The Snake Decides in effetti è un po' lavoro da iniziati, perché dà forma al silenzio assordante dell'inconoscio, lo materializza in un'aggressione fonica senza precedenti, di fatto quasi inascoltabile per chi non abbia dimestichezza, e da tempo, con idee tanto radicali.
Evan Parker sembra il fratello matto di Anthony Braxton, e ho detto tutto: delle strutture razionali e puntuali mimetizzate nelle complesse trame del musicista di Chicago qui non si vede neanche l'ombra.
Nelle mani del britannico, il sassofono soprano (tornato in auge dopo la rivalutazione coltraniana) si trasforma in un'arma da guerra, nella più grande fonte di creazione degli armonici mai concepita.
Parker entra in loop, e di fatto esegue un lunghissimo assolo privo di interruzioni, su ritmiche insostenibili, tanto caotico quanto affascinante: la sua musica assomiglia a un caleidoscopio di colori siderali.
La title-track tortura i tuoi timpani per 20 minuti, ininterrottamente, senza dare tregua - con un ricorso parossistico al rumore: identificare frammenti sonori ricorrenti è impossibile, perché Parker conduce di fatto uno studio sulle possibilità fisiche proprie (la topografia dei polmoni) e del proprio strumento, senza preoccuparsi della musica in quanto melodia o armonia, ma solo in quanto suono.
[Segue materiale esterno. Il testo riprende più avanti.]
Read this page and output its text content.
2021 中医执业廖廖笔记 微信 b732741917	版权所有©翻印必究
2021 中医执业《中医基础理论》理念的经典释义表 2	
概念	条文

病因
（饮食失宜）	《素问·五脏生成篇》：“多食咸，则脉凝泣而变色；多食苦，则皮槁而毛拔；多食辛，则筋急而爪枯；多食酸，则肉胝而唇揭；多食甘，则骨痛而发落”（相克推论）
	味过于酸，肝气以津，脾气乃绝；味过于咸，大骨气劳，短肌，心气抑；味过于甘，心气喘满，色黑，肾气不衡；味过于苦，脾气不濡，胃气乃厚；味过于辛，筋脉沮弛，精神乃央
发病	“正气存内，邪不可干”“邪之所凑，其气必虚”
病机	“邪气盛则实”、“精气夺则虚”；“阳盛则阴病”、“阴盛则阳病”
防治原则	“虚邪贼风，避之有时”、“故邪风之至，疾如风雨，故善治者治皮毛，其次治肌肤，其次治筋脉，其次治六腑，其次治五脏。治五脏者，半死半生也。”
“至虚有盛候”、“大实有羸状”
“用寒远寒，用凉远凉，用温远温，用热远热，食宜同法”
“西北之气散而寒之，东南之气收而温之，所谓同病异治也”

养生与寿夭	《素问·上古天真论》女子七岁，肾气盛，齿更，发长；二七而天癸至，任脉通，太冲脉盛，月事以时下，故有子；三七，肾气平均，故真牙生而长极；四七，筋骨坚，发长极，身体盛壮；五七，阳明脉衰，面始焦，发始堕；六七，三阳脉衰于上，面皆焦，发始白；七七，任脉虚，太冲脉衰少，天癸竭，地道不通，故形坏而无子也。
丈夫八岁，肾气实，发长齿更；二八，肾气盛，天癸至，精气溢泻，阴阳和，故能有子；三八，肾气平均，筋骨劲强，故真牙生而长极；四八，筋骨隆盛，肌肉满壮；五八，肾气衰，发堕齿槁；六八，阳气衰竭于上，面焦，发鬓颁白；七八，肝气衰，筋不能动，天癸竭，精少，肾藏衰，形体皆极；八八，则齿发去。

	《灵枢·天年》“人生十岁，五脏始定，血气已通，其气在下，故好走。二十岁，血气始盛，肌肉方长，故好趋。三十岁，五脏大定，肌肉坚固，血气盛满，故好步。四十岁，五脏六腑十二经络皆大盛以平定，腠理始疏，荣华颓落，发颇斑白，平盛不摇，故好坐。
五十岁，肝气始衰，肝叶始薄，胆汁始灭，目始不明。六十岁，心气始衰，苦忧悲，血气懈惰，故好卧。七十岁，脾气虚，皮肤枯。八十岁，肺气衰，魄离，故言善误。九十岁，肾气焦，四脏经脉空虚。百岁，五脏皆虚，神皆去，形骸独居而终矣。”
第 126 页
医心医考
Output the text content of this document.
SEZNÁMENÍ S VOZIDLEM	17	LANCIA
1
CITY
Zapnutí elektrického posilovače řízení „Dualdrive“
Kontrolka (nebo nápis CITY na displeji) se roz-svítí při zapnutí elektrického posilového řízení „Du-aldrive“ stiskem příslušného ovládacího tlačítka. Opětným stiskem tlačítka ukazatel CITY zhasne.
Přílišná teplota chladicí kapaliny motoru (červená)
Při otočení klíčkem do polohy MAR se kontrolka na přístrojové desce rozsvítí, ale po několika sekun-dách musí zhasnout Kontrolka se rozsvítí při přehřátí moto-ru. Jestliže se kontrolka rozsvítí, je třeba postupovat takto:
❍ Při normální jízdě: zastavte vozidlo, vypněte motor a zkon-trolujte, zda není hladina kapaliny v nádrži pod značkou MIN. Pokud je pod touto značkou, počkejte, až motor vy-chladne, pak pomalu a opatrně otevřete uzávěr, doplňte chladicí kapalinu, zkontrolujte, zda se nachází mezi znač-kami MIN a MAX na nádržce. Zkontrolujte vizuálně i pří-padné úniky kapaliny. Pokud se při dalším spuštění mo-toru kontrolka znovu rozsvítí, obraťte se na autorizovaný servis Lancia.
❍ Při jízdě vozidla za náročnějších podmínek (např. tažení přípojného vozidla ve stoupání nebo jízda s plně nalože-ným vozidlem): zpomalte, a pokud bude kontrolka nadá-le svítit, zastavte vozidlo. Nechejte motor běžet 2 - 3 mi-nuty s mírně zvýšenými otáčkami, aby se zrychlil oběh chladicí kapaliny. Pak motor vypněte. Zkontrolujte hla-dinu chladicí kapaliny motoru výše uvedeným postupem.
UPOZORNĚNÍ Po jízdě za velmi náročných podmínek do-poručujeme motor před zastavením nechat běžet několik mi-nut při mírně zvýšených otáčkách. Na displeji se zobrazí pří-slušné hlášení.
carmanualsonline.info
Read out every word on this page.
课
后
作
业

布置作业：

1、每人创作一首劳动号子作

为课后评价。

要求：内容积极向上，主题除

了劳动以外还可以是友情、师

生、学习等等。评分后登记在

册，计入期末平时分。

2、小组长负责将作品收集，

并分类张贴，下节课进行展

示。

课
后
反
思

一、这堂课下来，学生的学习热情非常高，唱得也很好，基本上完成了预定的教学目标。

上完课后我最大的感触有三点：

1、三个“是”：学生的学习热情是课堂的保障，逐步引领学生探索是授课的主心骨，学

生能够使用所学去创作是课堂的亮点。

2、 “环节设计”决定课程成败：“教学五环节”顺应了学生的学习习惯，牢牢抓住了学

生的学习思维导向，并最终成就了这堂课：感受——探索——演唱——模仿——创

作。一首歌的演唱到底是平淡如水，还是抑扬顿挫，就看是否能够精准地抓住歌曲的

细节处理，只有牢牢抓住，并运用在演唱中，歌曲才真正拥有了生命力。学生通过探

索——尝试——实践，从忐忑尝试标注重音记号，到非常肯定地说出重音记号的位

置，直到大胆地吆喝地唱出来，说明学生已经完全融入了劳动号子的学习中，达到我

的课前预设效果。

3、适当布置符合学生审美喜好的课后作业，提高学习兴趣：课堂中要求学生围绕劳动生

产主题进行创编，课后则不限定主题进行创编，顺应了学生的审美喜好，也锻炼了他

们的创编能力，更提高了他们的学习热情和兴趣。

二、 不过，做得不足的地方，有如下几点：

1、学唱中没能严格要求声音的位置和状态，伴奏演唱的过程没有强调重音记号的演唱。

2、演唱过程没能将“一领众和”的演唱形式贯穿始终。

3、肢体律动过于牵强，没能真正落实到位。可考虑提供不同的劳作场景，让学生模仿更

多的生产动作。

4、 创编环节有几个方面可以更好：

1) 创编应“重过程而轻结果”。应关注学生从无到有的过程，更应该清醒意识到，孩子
Il ricorso a sonorità sgradevoli e brutali, le frasi strozzate e destrutturate fino a perdere ogni identità, i tempi velocissimi, la totale inesistenza di passaggi decifrabili e di pause: tutto contribuisce a rendere The Snake Decides uno fra gli esiti più estremi e a-muicali cui sia mai pervenuta non solo l'avaguardia jazz, ma la musica stessa, in quanto tale.
L'attenzione maniacale dedicata al suono e al timbro, anzi alla capacità di un disco di catturare la musica nella sua essenza, emerge con chiarezza se ci si sofferma a considerare il luogo dove il disco è stato registrato, ovvero la Chiesa di St'Paul, a Oxofrd: Parker riteneva infatti che quello fosse l'unico luogo in grado di ospitare una simile performance, e di consentirne una registrazione il più possibile fedele alla dimensione acustica naturale.
Dinstiguere fra loro i vari brani è mero esercizio di stile, che nulla dice circa la loro vorticosa, coloratissima incomprensibilità.
Eppure, chi è dotato di coraggio in dosi industriali, e soprattutto chi ama il rumore, conceda una chance al sassofonista inglese, da più parti etichettato come il musicista più importante per il suo strumento del dopo Trane.
Forse non si divertirà, sommerso da fischi assordanti e da un'orgia di note e di armonici sparati alla velocità della luce: ma certo scoprirà che la musica è veramente senza confini.